The bill has been endorsed or voted for by 1,922 state legislators (in 50 states) who have sponsored and/or cast recorded votes in favor of the bill.

In Gallup polls since 1944, only about 20% of the public has supported the current system of awarding all of a state's electoral votes to the presidential candidate who receives the most votes in each separate state (with about 70% opposed and about 10% undecided). The recent Washington Post, Kaiser Family Foundation, and Harvard University poll shows 72% support for direct nationwide election of the President. Support for a national popular vote is strong in virtually every state, partisan, and demographic group surveyed in recent polls in closely divided battleground states: Colorado-- 68%, Iowa --75%, Michigan-- 73%, Missouri-- 70%, New Hampshire-- 69%, Nevada-- 72%, New Mexico-- 76%, North Carolina-- 74%, Ohio-- 70%, Pennsylvania -- 78%, Virginia -- 74%, and Wisconsin -- 71%; in smaller states (3 to 5 electoral votes): Alaska -- 70%, DC -- 76%, Delaware --75%, Maine -- 77%, Nebraska -- 74%, New Hampshire --69%, Nevada -- 72%, New Mexico -- 76%, Rhode Island -- 74%, and Vermont -- 75%; in Southern and border states: Arkansas --80%, Kentucky -- 80%, Mississippi --77%, Missouri -- 70%, North Carolina -- 74%, and Virginia -- 74%; and in other states polled: California -- 70%, Connecticut -- 74% , Massachusetts -- 73%, Minnesota -- 75%, New York -- 79%, Washington -- 77%, and West Virginia- 81%.

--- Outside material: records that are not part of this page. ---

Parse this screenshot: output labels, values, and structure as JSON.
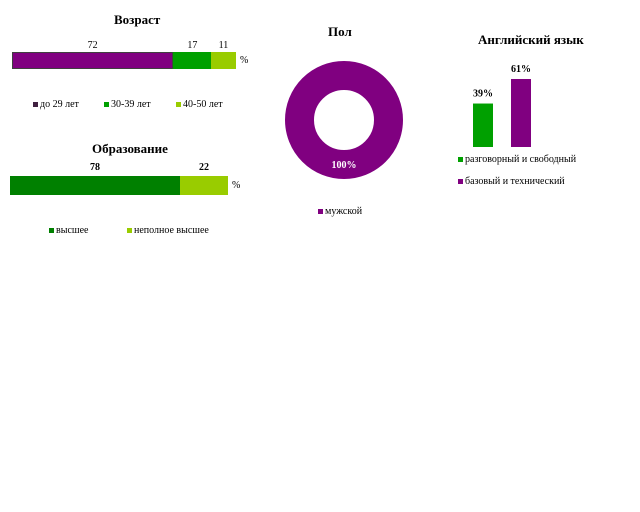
{
  "colors": {
    "purple": "#800080",
    "dark_green": "#008000",
    "green": "#00a000",
    "light_green": "#99cc00",
    "white": "#ffffff"
  },
  "chart_data": [
    {
      "type": "bar",
      "orientation": "horizontal-stacked",
      "title": "Возраст",
      "unit": "%",
      "series": [
        {
          "name": "до 29 лет",
          "value": 72,
          "color": "#800080"
        },
        {
          "name": "30-39 лет",
          "value": 17,
          "color": "#00a000"
        },
        {
          "name": "40-50 лет",
          "value": 11,
          "color": "#99cc00"
        }
      ]
    },
    {
      "type": "bar",
      "orientation": "horizontal-stacked",
      "title": "Образование",
      "unit": "%",
      "series": [
        {
          "name": "высшее",
          "value": 78,
          "color": "#008000"
        },
        {
          "name": "неполное высшее",
          "value": 22,
          "color": "#99cc00"
        }
      ]
    },
    {
      "type": "pie",
      "style": "donut",
      "title": "Пол",
      "slices": [
        {
          "name": "мужской",
          "value": 100,
          "label": "100%",
          "color": "#800080"
        }
      ]
    },
    {
      "type": "bar",
      "title": "Английский язык",
      "series": [
        {
          "name": "разговорный и свободный",
          "value": 39,
          "label": "39%",
          "color": "#00a000"
        },
        {
          "name": "базовый и технический",
          "value": 61,
          "label": "61%",
          "color": "#800080"
        }
      ]
    }
  ]
}
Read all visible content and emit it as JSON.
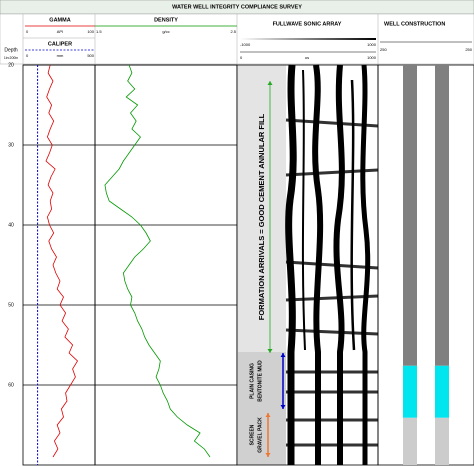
{
  "title": "WATER WELL INTEGRITY COMPLIANCE SURVEY",
  "depth_axis": {
    "label": "Depth",
    "scale": "1in:200in",
    "lim": [
      20,
      70
    ],
    "ticks": [
      20,
      30,
      40,
      50,
      60
    ]
  },
  "chart_data": [
    {
      "type": "line",
      "unit": "API",
      "xlim": [
        0,
        100
      ],
      "xticks": [
        0,
        100
      ],
      "series": [
        {
          "name": "GAMMA",
          "color": "#e00000",
          "dash": false,
          "depth": [
            20,
            21,
            22,
            23,
            24,
            25,
            26,
            27,
            28,
            29,
            30,
            31,
            32,
            33,
            34,
            35,
            36,
            37,
            38,
            39,
            40,
            41,
            42,
            43,
            44,
            45,
            46,
            47,
            48,
            49,
            50,
            51,
            52,
            53,
            54,
            55,
            56,
            57,
            58,
            59,
            60,
            61,
            62,
            63,
            64,
            65,
            66,
            67,
            68,
            69
          ],
          "values": [
            36,
            33,
            40,
            35,
            31,
            38,
            34,
            41,
            36,
            32,
            39,
            35,
            30,
            43,
            37,
            33,
            40,
            36,
            38,
            32,
            35,
            41,
            34,
            38,
            45,
            40,
            44,
            50,
            46,
            55,
            50,
            58,
            53,
            62,
            57,
            68,
            63,
            75,
            68,
            72,
            65,
            58,
            60,
            52,
            55,
            46,
            50,
            42,
            47,
            40
          ]
        }
      ]
    },
    {
      "type": "line",
      "unit": "mm",
      "xlim": [
        0,
        500
      ],
      "xticks": [
        0,
        500
      ],
      "series": [
        {
          "name": "CALIPER",
          "color": "#0000cc",
          "dash": true,
          "depth": [
            20,
            70
          ],
          "values": [
            90,
            90
          ]
        }
      ]
    },
    {
      "type": "line",
      "unit": "g/cc",
      "xlim": [
        1.5,
        2.5
      ],
      "xticks": [
        1.5,
        2.5
      ],
      "series": [
        {
          "name": "DENSITY",
          "color": "#009900",
          "dash": false,
          "depth": [
            20,
            21,
            22,
            23,
            24,
            25,
            26,
            27,
            28,
            29,
            30,
            31,
            32,
            33,
            34,
            35,
            36,
            37,
            38,
            39,
            40,
            41,
            42,
            43,
            44,
            45,
            46,
            47,
            48,
            49,
            50,
            51,
            52,
            53,
            54,
            55,
            56,
            57,
            58,
            59,
            60,
            61,
            62,
            63,
            64,
            65,
            66,
            67,
            68,
            69
          ],
          "values": [
            1.74,
            1.76,
            1.73,
            1.78,
            1.72,
            1.8,
            1.75,
            1.79,
            1.76,
            1.82,
            1.78,
            1.74,
            1.7,
            1.67,
            1.62,
            1.57,
            1.58,
            1.6,
            1.68,
            1.76,
            1.82,
            1.86,
            1.89,
            1.84,
            1.78,
            1.74,
            1.7,
            1.71,
            1.73,
            1.76,
            1.75,
            1.78,
            1.8,
            1.83,
            1.85,
            1.88,
            1.92,
            1.96,
            1.95,
            1.93,
            1.96,
            1.98,
            2.01,
            2.03,
            2.08,
            2.15,
            2.24,
            2.2,
            2.27,
            2.31
          ]
        }
      ]
    }
  ],
  "sonic": {
    "title": "FULLWAVE SONIC ARRAY",
    "amplitude_ticks": [
      -1000,
      1000
    ],
    "time_unit": "us",
    "time_ticks": [
      0,
      1000
    ],
    "annotations": [
      {
        "lines": [
          "FORMATION ARRIVALS = GOOD CEMENT ANNULAR FILL"
        ],
        "top": 22,
        "bottom": 56,
        "color": "#22aa22"
      },
      {
        "lines": [
          "PLAIN CASING",
          "BENTONITE MUD"
        ],
        "top": 56,
        "bottom": 63,
        "color": "#0000cc"
      },
      {
        "lines": [
          "SCREEN",
          "GRAVEL PACK"
        ],
        "top": 63.5,
        "bottom": 69,
        "color": "#ee7733"
      }
    ]
  },
  "well_construction": {
    "title": "WELL CONSTRUCTION",
    "scale_labels": [
      250,
      250
    ],
    "intervals": [
      {
        "top": 20,
        "bottom": 57.6,
        "color": "#808080"
      },
      {
        "top": 57.6,
        "bottom": 64.1,
        "color": "#00e5ee"
      },
      {
        "top": 64.1,
        "bottom": 70,
        "color": "#cccccc"
      }
    ]
  }
}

The National Popular Vote bill has passed 30 state legislative chambers, in 20 small, medium-small, medium, and large states, including one house in Arkansas (6), Connecticut (7), Delaware (3), Maine (4), Michigan (17), Nevada (5), New Mexico (5), New York (31), North Carolina (15), and Oregon (7), and both houses in California (55), Colorado (9), Hawaii (4), Illinois (21), New Jersey (15), Maryland (10), Massachusetts (12), Rhode Island (4), Vermont (3), and Washington (11). The bill has been enacted by Hawaii, Illinois, New Jersey, Maryland, and Washington. These five states possess 61 electoral votes -- 23% of the 270 necessary to bring the law into effect.

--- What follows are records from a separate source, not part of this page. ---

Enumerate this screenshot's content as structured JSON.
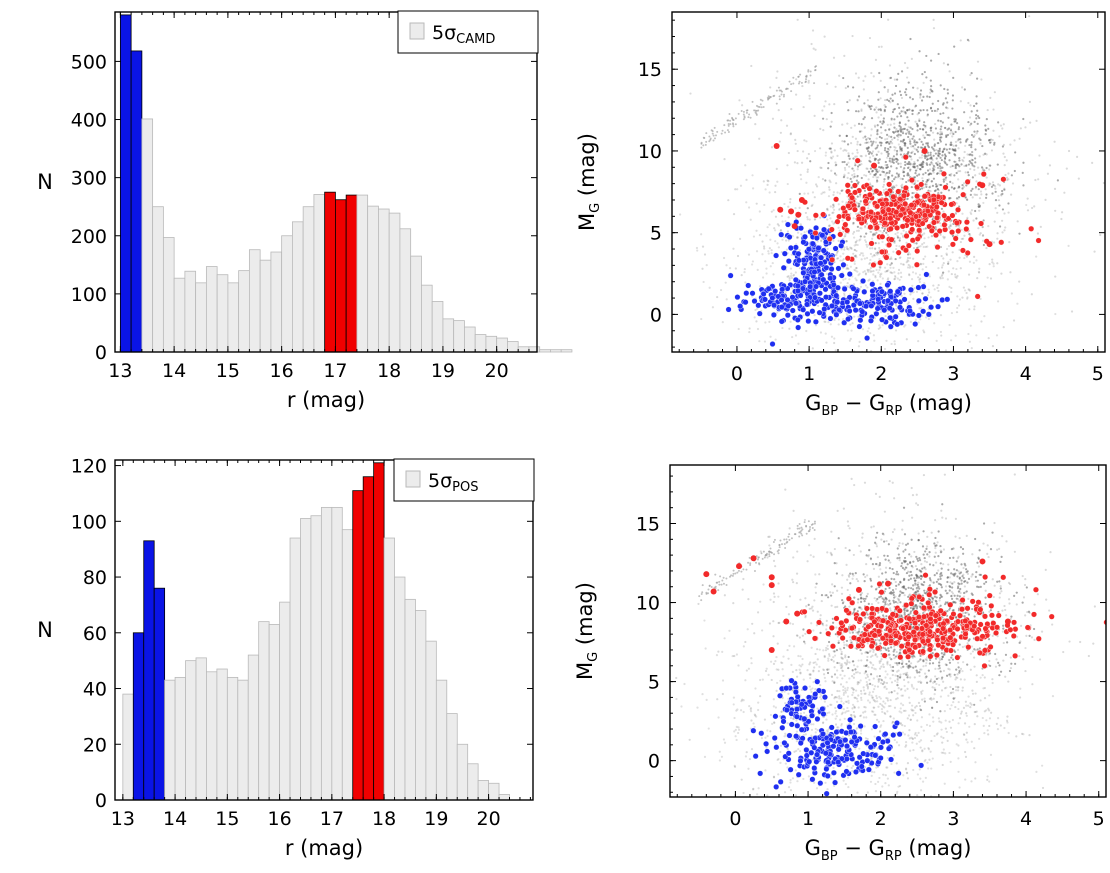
{
  "colors": {
    "bar_fill": "#ececec",
    "bar_edge": "#b9b9b9",
    "blue": "#0a14e6",
    "red": "#f00000",
    "blue_point": "#1f2ff0",
    "red_point": "#f22a2a",
    "density": "#2b2b2b"
  },
  "chart_data": [
    {
      "type": "bar",
      "panel": "top-left",
      "xlabel": "r (mag)",
      "ylabel": "N",
      "xlim": [
        12.9,
        20.75
      ],
      "ylim": [
        0,
        585
      ],
      "xticks": [
        "13",
        "14",
        "15",
        "16",
        "17",
        "18",
        "19",
        "20"
      ],
      "yticks": [
        "0",
        "100",
        "200",
        "300",
        "400",
        "500"
      ],
      "bin_start": 13.0,
      "bin_width": 0.2,
      "values": [
        580,
        518,
        401,
        250,
        197,
        127,
        139,
        119,
        147,
        133,
        119,
        140,
        176,
        158,
        172,
        200,
        224,
        250,
        271,
        275,
        262,
        270,
        270,
        251,
        246,
        239,
        212,
        165,
        115,
        87,
        57,
        54,
        43,
        30,
        27,
        24,
        18,
        9,
        9,
        4,
        4,
        4
      ],
      "highlight": {
        "blue": [
          0,
          1
        ],
        "red": [
          19,
          20,
          21
        ]
      },
      "legend": {
        "symbol": "5σ",
        "subscript": "CAMD",
        "position": "top-right"
      }
    },
    {
      "type": "scatter",
      "panel": "top-right",
      "xlabel_main": "G",
      "xlabel_sub1": "BP",
      "xlabel_mid": " − G",
      "xlabel_sub2": "RP",
      "xlabel_tail": " (mag)",
      "ylabel_main": "M",
      "ylabel_sub": "G",
      "ylabel_tail": " (mag)",
      "xlim": [
        -0.9,
        5.1
      ],
      "ylim": [
        18.5,
        -2.3
      ],
      "xticks": [
        "0",
        "1",
        "2",
        "3",
        "4",
        "5"
      ],
      "yticks": [
        "0",
        "5",
        "10",
        "15"
      ],
      "blue_clumps": [
        {
          "x": 1.05,
          "y": 3.2,
          "sx": 0.18,
          "sy": 1.2,
          "n": 170
        },
        {
          "x": 1.9,
          "y": 0.7,
          "sx": 0.35,
          "sy": 0.65,
          "n": 140
        },
        {
          "x": 0.75,
          "y": 0.8,
          "sx": 0.35,
          "sy": 0.7,
          "n": 120
        }
      ],
      "red_clumps": [
        {
          "x": 2.2,
          "y": 6.3,
          "sx": 0.42,
          "sy": 0.75,
          "n": 260
        },
        {
          "x": 2.5,
          "y": 5.2,
          "sx": 0.7,
          "sy": 1.6,
          "n": 70
        }
      ],
      "red_outliers": [
        [
          0.55,
          10.3
        ],
        [
          0.6,
          6.4
        ],
        [
          0.75,
          6.3
        ],
        [
          0.85,
          6.1
        ],
        [
          1.9,
          9.1
        ],
        [
          2.6,
          10.0
        ],
        [
          3.4,
          7.9
        ],
        [
          3.5,
          4.3
        ],
        [
          0.8,
          5.4
        ],
        [
          0.9,
          7.0
        ]
      ]
    },
    {
      "type": "bar",
      "panel": "bottom-left",
      "xlabel": "r (mag)",
      "ylabel": "N",
      "xlim": [
        12.85,
        20.85
      ],
      "ylim": [
        0,
        122
      ],
      "xticks": [
        "13",
        "14",
        "15",
        "16",
        "17",
        "18",
        "19",
        "20"
      ],
      "yticks": [
        "0",
        "20",
        "40",
        "60",
        "80",
        "100",
        "120"
      ],
      "bin_start": 13.0,
      "bin_width": 0.2,
      "values": [
        38,
        60,
        93,
        76,
        43,
        44,
        50,
        51,
        46,
        47,
        44,
        43,
        52,
        64,
        63,
        71,
        94,
        101,
        102,
        105,
        105,
        97,
        111,
        116,
        121,
        94,
        80,
        72,
        68,
        57,
        43,
        31,
        20,
        13,
        7,
        6,
        2
      ],
      "highlight": {
        "blue": [
          1,
          2,
          3
        ],
        "red": [
          22,
          23,
          24
        ]
      },
      "legend": {
        "symbol": "5σ",
        "subscript": "POS",
        "position": "top-right"
      }
    },
    {
      "type": "scatter",
      "panel": "bottom-right",
      "xlabel_main": "G",
      "xlabel_sub1": "BP",
      "xlabel_mid": " − G",
      "xlabel_sub2": "RP",
      "xlabel_tail": " (mag)",
      "ylabel_main": "M",
      "ylabel_sub": "G",
      "ylabel_tail": " (mag)",
      "xlim": [
        -0.9,
        5.1
      ],
      "ylim": [
        18.7,
        -2.3
      ],
      "xticks": [
        "0",
        "1",
        "2",
        "3",
        "4",
        "5"
      ],
      "yticks": [
        "0",
        "5",
        "10",
        "15"
      ],
      "blue_clumps": [
        {
          "x": 1.3,
          "y": 0.8,
          "sx": 0.45,
          "sy": 0.9,
          "n": 190
        },
        {
          "x": 0.9,
          "y": 3.6,
          "sx": 0.15,
          "sy": 0.8,
          "n": 60
        }
      ],
      "red_clumps": [
        {
          "x": 2.5,
          "y": 8.2,
          "sx": 0.6,
          "sy": 0.7,
          "n": 280
        },
        {
          "x": 2.8,
          "y": 9.2,
          "sx": 0.7,
          "sy": 1.3,
          "n": 80
        }
      ],
      "red_outliers": [
        [
          -0.4,
          11.8
        ],
        [
          -0.3,
          10.7
        ],
        [
          0.05,
          12.3
        ],
        [
          0.25,
          12.8
        ],
        [
          0.5,
          11.1
        ],
        [
          0.5,
          11.6
        ],
        [
          0.7,
          8.8
        ],
        [
          0.85,
          9.3
        ],
        [
          1.7,
          10.8
        ],
        [
          2.1,
          11.2
        ],
        [
          3.4,
          12.6
        ],
        [
          3.75,
          8.8
        ],
        [
          0.5,
          7.0
        ]
      ]
    }
  ]
}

See http://www.NationalPopularVote.com

toto said...

A survey of 800 Massachusetts voters conducted on May 23-24, 2010 showed 72% overall support for the idea that the President of the United States should be the candidate who receives the most popular votes in all 50 states.

Voters were asked

‘How do you think we should elect the President: Should it be the candidate who gets the most votes in all 50 states, or the current electoral college system?’

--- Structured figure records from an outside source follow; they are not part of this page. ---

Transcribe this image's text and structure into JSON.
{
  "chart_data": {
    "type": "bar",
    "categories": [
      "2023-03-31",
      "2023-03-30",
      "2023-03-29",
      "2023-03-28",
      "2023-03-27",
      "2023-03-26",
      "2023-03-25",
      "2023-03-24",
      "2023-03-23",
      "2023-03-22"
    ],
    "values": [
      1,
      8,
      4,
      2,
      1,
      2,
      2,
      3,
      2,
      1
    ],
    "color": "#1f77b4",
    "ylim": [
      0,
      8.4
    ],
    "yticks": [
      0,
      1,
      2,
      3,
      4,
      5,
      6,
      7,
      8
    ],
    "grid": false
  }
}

By political affiliation, support for a national popular vote was 86% among Democrats, 54% among Republicans, and 68% among others. By gender, support was 85% among women and 60% among men. By age, support was 85% among 18-29 year olds, 75% among 30-45 year olds, 69% among 46-65 year olds, and 72% for those older than 65.

Massachusetts voters were also asked a 3-way question:

‘Do you prefer a system where the candidate who gets the most votes in all 50 states on a nationwide basis is elected President, or one like the one used in Nebraska and Maine where electoral voters are dispensed by Congressional district, or one in which all of the state’s electoral votes would be given to the statewide winner?’

The results of this three-way question were that 68% favored a national popular vote, 16% favored awarding its electoral votes by congressional district, and 16% favored the existing statewide winner-take-all system (i.e., awarding all of a states electoral votes to the candidate who receives the most votes statewide).

http://www.nationalpopularvote.com

Doug H. said...

toto,
Thank you for your thoughtful (and rather long) comments. Fortunately for us, our founding fathers knew better than to put the vote for the president directly into the hands of the populace. Their concern rested in the fact that a corrupt president may try to assert this very idea, thereby undermining the other two branches of government.

Anonymous said...

The other reason popular vote is Bad is because it does not weight the states equally. States with small populations can be completetly ignored. If I want to win the popluar vote I pretty much just have to make the people of Califorina, Texas, and New York happy. Screw all the other states. Electoral college is here to stay, the Dakotas will never let it go!